El tiempo, en efecto, no era el mejor que se diga: era el tercer día que llovía a mares, o puede que el cuarto. ¡Qué verano tan raro! Qué digo verano, ¡qué vida tan rara! El último domingo, por ejemplo, me fui a pescar. La tarde anterior mi mujer había sacado gusanos de la tierra, me había preparado las cañas, pues no llevaba ni media hora en la orilla y ya me había ido a casa. Un viento húmedo soplaba desde el río, caía una lluvia tan espesa que no había manera de protegerse ni de encender un cigarrillo, a los cinco minutos estaban mojados… Un verano extraño. Una vida extraña.

—Pero si no trabajas —me dijo—. ¿Cómo vas a venir cansado del trabajo?

—Pues eso, por costumbre.

—¿Qué?, ¿por costumbre?

Me había pillado, sí, me había pillado.

—Vale, iré. Iré un día de estos. Pero déjame tranquilo. Déjame leer el periódico.

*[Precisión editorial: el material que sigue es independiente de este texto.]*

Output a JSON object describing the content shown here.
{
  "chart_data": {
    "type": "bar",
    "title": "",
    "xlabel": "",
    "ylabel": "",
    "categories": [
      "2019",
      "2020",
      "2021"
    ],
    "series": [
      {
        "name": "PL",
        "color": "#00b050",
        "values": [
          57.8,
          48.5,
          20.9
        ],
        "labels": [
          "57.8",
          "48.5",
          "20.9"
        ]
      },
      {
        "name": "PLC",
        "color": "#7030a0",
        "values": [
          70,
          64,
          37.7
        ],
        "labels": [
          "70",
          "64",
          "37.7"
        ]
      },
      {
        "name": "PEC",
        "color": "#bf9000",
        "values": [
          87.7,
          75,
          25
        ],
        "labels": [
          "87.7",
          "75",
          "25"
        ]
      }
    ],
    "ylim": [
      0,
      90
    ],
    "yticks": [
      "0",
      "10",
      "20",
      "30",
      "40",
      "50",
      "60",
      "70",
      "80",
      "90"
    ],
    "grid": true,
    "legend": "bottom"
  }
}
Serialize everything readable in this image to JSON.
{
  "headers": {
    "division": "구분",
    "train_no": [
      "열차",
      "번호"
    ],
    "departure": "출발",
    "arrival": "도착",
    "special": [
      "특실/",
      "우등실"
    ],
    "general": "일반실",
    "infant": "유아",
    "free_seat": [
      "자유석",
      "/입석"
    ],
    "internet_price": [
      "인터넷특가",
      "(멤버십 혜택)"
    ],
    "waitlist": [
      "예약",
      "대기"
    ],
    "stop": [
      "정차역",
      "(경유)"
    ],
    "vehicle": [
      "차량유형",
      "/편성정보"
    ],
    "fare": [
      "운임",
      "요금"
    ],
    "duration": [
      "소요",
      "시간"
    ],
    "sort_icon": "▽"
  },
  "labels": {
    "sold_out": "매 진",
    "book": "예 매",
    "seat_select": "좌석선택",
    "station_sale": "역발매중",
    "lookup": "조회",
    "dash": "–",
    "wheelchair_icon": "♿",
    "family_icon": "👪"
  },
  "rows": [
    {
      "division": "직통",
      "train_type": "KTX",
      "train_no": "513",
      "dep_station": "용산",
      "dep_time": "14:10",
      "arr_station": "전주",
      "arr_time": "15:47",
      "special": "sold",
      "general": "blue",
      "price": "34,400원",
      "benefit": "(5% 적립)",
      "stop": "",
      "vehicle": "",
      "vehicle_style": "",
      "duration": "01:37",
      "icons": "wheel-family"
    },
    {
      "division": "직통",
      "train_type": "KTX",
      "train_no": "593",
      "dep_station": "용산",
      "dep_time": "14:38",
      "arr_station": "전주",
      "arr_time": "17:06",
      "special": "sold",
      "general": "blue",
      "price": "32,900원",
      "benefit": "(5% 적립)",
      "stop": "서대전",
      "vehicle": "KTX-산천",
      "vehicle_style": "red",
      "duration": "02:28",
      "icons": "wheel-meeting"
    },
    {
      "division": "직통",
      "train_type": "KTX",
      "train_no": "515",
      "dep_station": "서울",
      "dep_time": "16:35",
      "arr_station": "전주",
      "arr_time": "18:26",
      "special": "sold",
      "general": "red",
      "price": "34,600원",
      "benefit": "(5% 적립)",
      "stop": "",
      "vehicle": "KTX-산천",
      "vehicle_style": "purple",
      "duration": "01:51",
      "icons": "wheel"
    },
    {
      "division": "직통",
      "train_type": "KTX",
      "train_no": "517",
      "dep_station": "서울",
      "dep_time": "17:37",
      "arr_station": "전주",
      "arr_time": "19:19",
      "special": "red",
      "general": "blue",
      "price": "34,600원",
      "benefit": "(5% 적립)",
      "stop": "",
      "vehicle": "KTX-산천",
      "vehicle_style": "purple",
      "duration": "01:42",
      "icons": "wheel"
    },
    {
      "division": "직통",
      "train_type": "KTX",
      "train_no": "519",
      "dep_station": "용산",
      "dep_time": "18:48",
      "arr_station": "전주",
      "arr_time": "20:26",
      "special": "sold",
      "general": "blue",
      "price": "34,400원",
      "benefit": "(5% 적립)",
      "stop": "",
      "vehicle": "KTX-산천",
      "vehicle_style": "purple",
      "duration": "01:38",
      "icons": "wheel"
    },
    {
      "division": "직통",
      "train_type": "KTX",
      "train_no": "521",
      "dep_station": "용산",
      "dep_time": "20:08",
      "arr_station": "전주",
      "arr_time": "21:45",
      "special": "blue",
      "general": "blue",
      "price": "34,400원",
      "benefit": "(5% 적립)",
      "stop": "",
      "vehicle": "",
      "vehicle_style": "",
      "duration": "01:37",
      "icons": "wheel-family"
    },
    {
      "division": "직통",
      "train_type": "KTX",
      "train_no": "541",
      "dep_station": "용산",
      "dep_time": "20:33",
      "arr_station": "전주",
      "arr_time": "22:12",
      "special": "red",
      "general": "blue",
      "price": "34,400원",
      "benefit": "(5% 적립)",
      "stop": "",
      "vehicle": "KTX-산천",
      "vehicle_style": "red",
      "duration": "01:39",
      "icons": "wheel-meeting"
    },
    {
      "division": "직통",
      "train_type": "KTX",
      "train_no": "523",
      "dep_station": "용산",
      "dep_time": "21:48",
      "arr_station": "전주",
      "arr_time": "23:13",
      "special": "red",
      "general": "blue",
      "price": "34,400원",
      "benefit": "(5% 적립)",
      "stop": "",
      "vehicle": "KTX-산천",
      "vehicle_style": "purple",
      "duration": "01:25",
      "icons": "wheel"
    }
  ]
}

Me termino este artículo y voy.

—¿Y de qué va el artículo?

—De que en África los niños se mueren de hambre —dije con frialdad.

—Imbécil.

—Tú sí que eres imbécil.

Ay, amigos, la vida en familia no es más que una casa de locos. Cómo cambia a las mujeres el matrimonio, las cambia hasta volverlas irreconocibles. Y, encima, añade un niño berreando de hambre toda una semana. No es raro que empieces a cabrearte y a decir todo tipo de chorradas.

—Está bien —dije poniéndome severo unas botas de goma y un gorro—. Dame dinero, y asegúrate de que me llegue para cervezas.